Quesada often mentioned in interviews how deliberative the writers and editors at Marvel were with the Ultimate comics. They launched new series slowly (with Ultimate X-Men coming a few months after Ultimate Spider-Man, and Ultimate Marvel Team-Up coming a few months after Ultimate X-Men) just so they would take the time to get everything right, though there were still a few screw-ups. The Ultimate Fantastic Four was not the team seen in Ultimate Marvel Team-Up #9. The line was limited to four monthlies at a time, to prevent overexposure.
Ten years later, DC launched 52 books in the same month, creating a shared universe with all sorts of interconnected plots. Something that happens to Joker in Detective Comics affects Harley Quinn in Suicide Squad. Green Arrow’s company Q-Core is referenced in plenty of other titles, suggesting that Oliver Queen is a major player in business. And then there was that creepy mystery woman who appeared in every first issue.

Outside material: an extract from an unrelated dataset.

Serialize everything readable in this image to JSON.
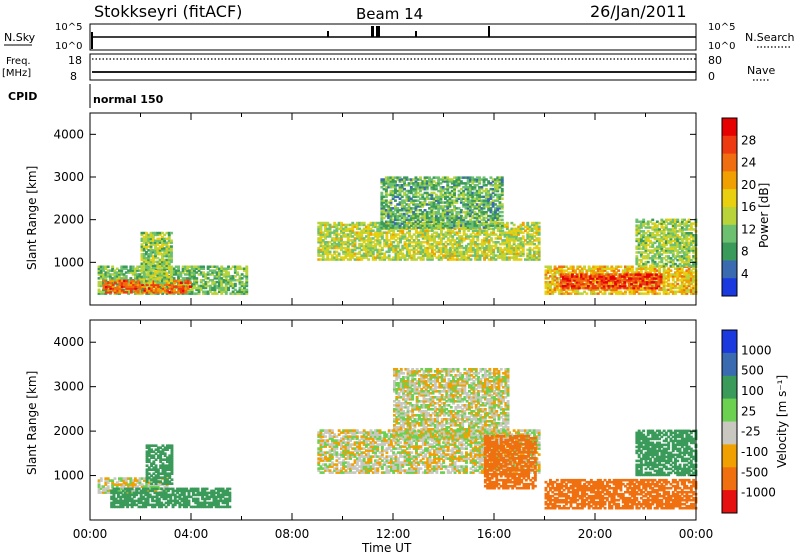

Some titles continued continued earlier stories and creative runs, but the majority of the books started on the ground floor, regardless of where the characters were in the old DCU. Morrison’s first arc of Action Comics, and Johns/ Lee’s Justice League could just as easily have been the first arcs of an Ultimate DC line, while Blue Beetle, Stormwatch, Voodoo, Grifter, Teen Titans, Superboy, Supergirl and others were almost complete reboots.
For the hell of it, I decided to read the first five issues of all 52 titles and rank them from worst to best, starting tomorrow. I’m going to exclude the various mini-series that launched after September 2011. One thing that’s impressive about the relaunch is the record on punctuality. An issue of Justice League was one week late, and that’s it. And that wasn’t exactly the case with the first 260 issues of Ultimate Marvel. Though to be completely fair, I’ve yet to be as impressed by the first 260 issues of the new DC as I was by the first 26 issues of Ultimate Marvel.